The Medicine Lodge Peace Treaty Statue commemorates the Signing of the Treaty of 1867, between the U.S. Government and five southern plains tribes. The Medicine Lodge Indian Peace Treaty Pageant is a celebration of the history and heritage of Medicine Lodge. The celebration takes places annually in September.
The National Historic Landmark Shawnee Mission, like many other missions, was established as a training school attended by boys and girls from Shawnee, Delaware, and other Indian nations. The Shawnee Mission served as an early territorial capitol and supply point on the Santa Fe and Oregon Trails, and a camp for Union soldiers during the Civil War.
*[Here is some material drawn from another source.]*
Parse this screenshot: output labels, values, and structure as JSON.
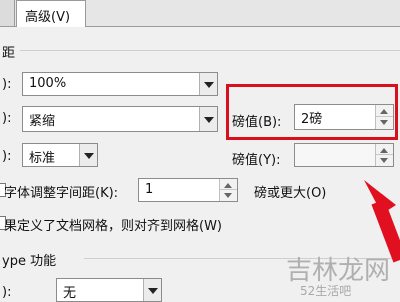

Travel to the grounds where the very last Indian battle in Kansas befell. Punished Woman’s Fork is about one mile south of Lake Scott State Park. A monument overlooks a cave, canyon, and the bluffs where the Northern Cheyenne hid waiting to ambush the soldiers in the U.S. Cavalry. Visitors can still sense the historic drama that took place here and can appreciate the desperation that led to this battle.
Archeologists believe that the village of El Cuartelejo, a Plains Apache village where Taos Indians fled to escape Spanish rule, was once located within the Historic Lake Scott State Park. The outline of the ruins of a small seven-room pueblo and an extensive Plains Apache village were restored and markers placed for park visitors to see.
A two-mile walking trail takes visitors on a tour of 11 identified historic locations that tell the history of the Kaw Tribe. The trail twines through a beautiful 158-acres that make up Kaw Heritage Park. This site was home to the last Kaw Indian village in Kansas prior to forced removal and relocation of the tribe to Indian Territory.
The Coronado Quivira Museum in Lyons highlights the history of Rice County and central Kansas. Exhibits in the museum feature the Quivira Indians, Coronado’s 1541 journey north, Santa Fe Trail, and rural America in the very early nineteen hundreds. Countywide tours are also available to prehistoric and historic sites, including the Santa Fe Trail and important Quiviran Indian sites.
The Keeper of the Plains is a 44-foot tall steel sculpture standing at the point where the Big and Little Arkansas rivers join together in downtown Wichita. This land between the two rivers is sacred ground to the Native American people and is also home to the Mid-America All-Indian Center. The Indian Warrior sculpture was created by Wichitan and Native American artist Blackbear Bosin.